The threat of flooding in Mayo, Yukon, is receding on Thursday, now that an ice jam on the Mayo River has been broken.

Crews with Yukon's Emergency Measures Organization broke the ice jam on Wednesday, after the ice had raised water levels in the river, which runs through part of the village of Mayo.

"The water was starting to go down yesterday afternoon, quite fast, so hopefully the situation is over," Norma Mease, a Mayo resident and community reporter for CBC Radio, said Thursday.

Water levels had been rising since last week, causing the river to overflow its banks along the local dike road.

Emergency officials say the water has seeped through the dike under the road, which consists of a gravel bed to keep the river back, so the roadway remains saturated.

That saturated road continues to flood the home of the Klippert family, whose property is located nearby.

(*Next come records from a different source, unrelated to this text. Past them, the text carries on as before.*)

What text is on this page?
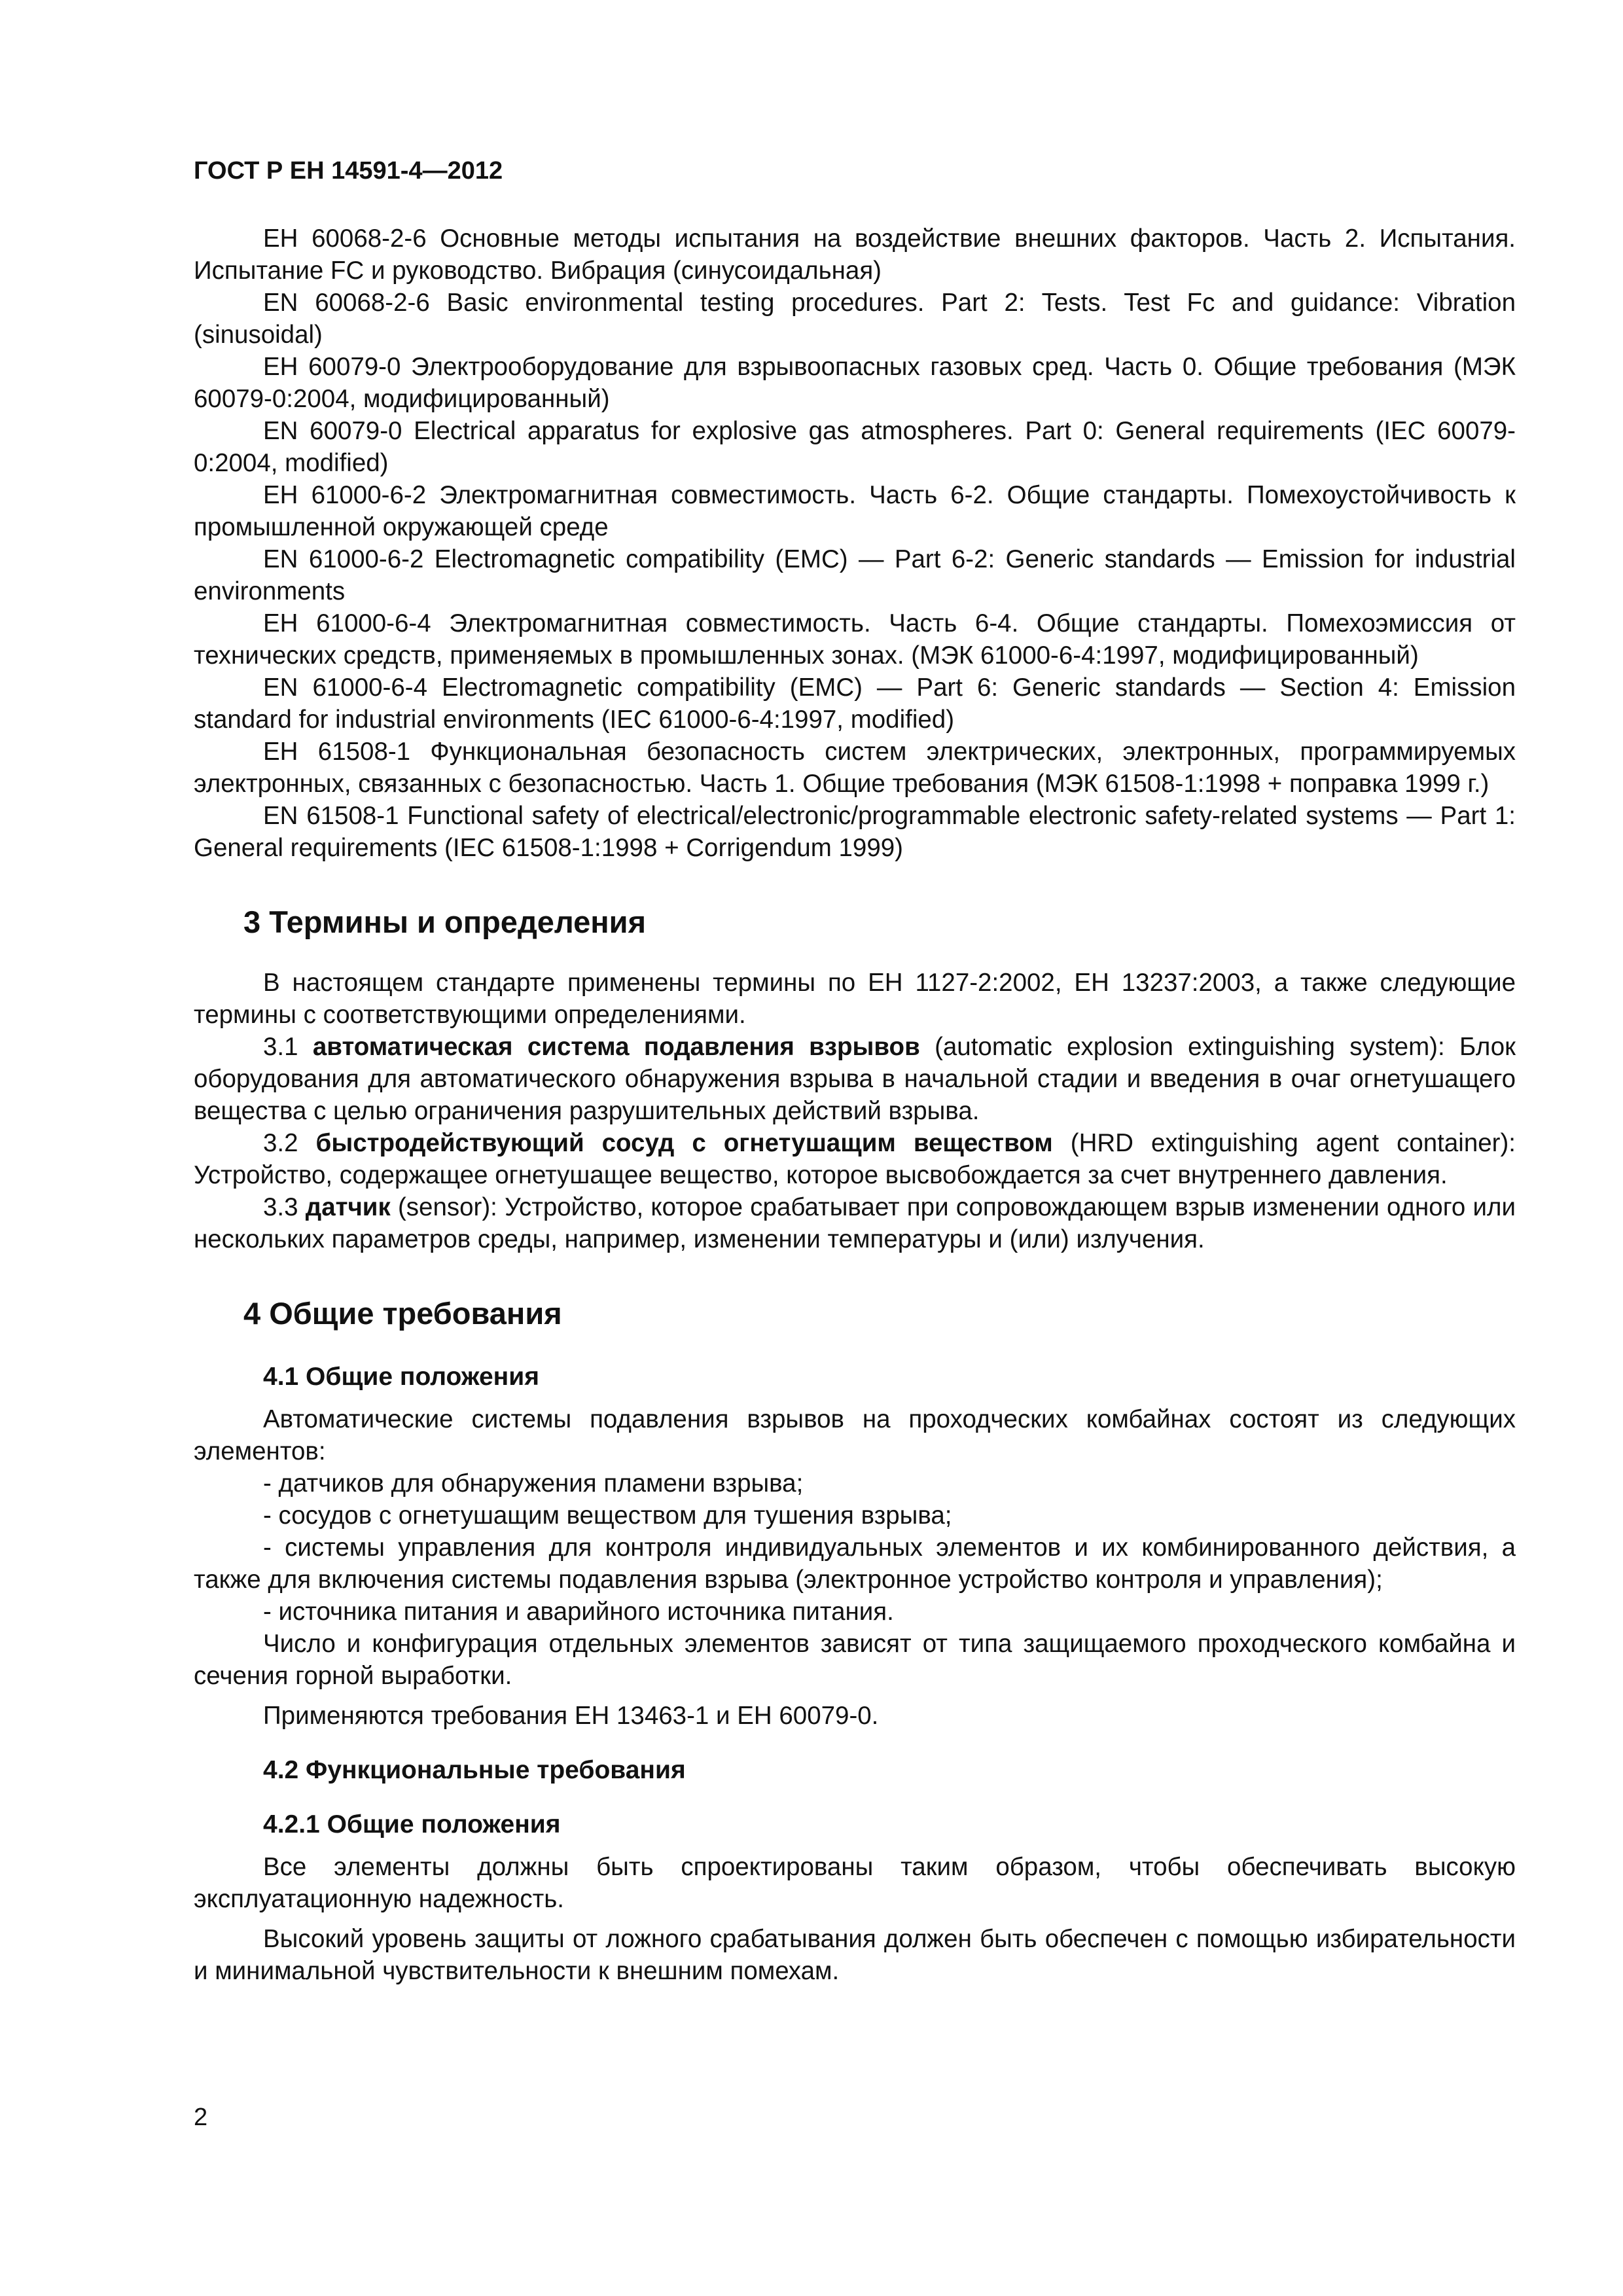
ГОСТ Р ЕН 14591-4—2012

ЕН 60068-2-6 Основные методы испытания на воздействие внешних факторов. Часть 2. Испытания. Испытание FC и руководство. Вибрация (синусоидальная)

EN 60068-2-6 Basic environmental testing procedures. Part 2: Tests. Test Fc and guidance: Vibration (sinusoidal)

ЕН 60079-0 Электрооборудование для взрывоопасных газовых сред. Часть 0. Общие требования (МЭК 60079-0:2004, модифицированный)

EN 60079-0 Electrical apparatus for explosive gas atmospheres. Part 0: General requirements (IEC 60079-0:2004, modified)

ЕН 61000-6-2 Электромагнитная совместимость. Часть 6-2. Общие стандарты. Помехоустойчивость к промышленной окружающей среде

EN 61000-6-2 Electromagnetic compatibility (EMC) — Part 6-2: Generic standards — Emission for industrial environments

ЕН 61000-6-4 Электромагнитная совместимость. Часть 6-4. Общие стандарты. Помехоэмиссия от технических средств, применяемых в промышленных зонах. (МЭК 61000-6-4:1997, модифицированный)

EN 61000-6-4 Electromagnetic compatibility (EMC) — Part 6: Generic standards — Section 4: Emission standard for industrial environments (IEC 61000-6-4:1997, modified)

ЕН 61508-1 Функциональная безопасность систем электрических, электронных, программируемых электронных, связанных с безопасностью. Часть 1. Общие требования (МЭК 61508-1:1998 + поправка 1999 г.)

EN 61508-1 Functional safety of electrical/electronic/programmable electronic safety-related systems — Part 1: General requirements (IEC 61508-1:1998 + Corrigendum 1999)

3 Термины и определения

В настоящем стандарте применены термины по ЕН 1127-2:2002, ЕН 13237:2003, а также следующие термины с соответствующими определениями.

3.1 автоматическая система подавления взрывов (automatic explosion extinguishing system): Блок оборудования для автоматического обнаружения взрыва в начальной стадии и введения в очаг огнетушащего вещества с целью ограничения разрушительных действий взрыва.

3.2 быстродействующий сосуд с огнетушащим веществом (HRD extinguishing agent container): Устройство, содержащее огнетушащее вещество, которое высвобождается за счет внутреннего давления.

3.3 датчик (sensor): Устройство, которое срабатывает при сопровождающем взрыв изменении одного или нескольких параметров среды, например, изменении температуры и (или) излучения.

4 Общие требования
4.1 Общие положения

Автоматические системы подавления взрывов на проходческих комбайнах состоят из следующих элементов:

- датчиков для обнаружения пламени взрыва;

- сосудов с огнетушащим веществом для тушения взрыва;

- системы управления для контроля индивидуальных элементов и их комбинированного действия, а также для включения системы подавления взрыва (электронное устройство контроля и управления);

- источника питания и аварийного источника питания.

Число и конфигурация отдельных элементов зависят от типа защищаемого проходческого комбайна и сечения горной выработки.

Применяются требования ЕН 13463-1 и ЕН 60079-0.

4.2 Функциональные требования
4.2.1 Общие положения

Все элементы должны быть спроектированы таким образом, чтобы обеспечивать высокую эксплуатационную надежность.

Высокий уровень защиты от ложного срабатывания должен быть обеспечен с помощью избирательности и минимальной чувствительности к внешним помехам.

2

"The flooded property hasn't seen any change, but that in itself is a positive in terms of there hasn't been any increase overnight," said Chris McPherson, a planning co-ordinator with the emergency organization.

Members of the Klippert family have said their well and septic system are flooded with the highest amount of groundwater they have ever seen in Mayo.

But with temperatures currently in the –20 C range, McPherson said there is no easy way to get rid of the excess water.

"So while it's obviously very distressing for the Klippert family, we are quietly confident that we've reached the maximum effect now and hopefully we should start to see some recession of those waters," he said.

The high water also flooded the nearby Yukon Energy diesel plant, which is right next to the river.

Meanwhile, a boil-water advisory that was introduced in Mayo last week remains in effect.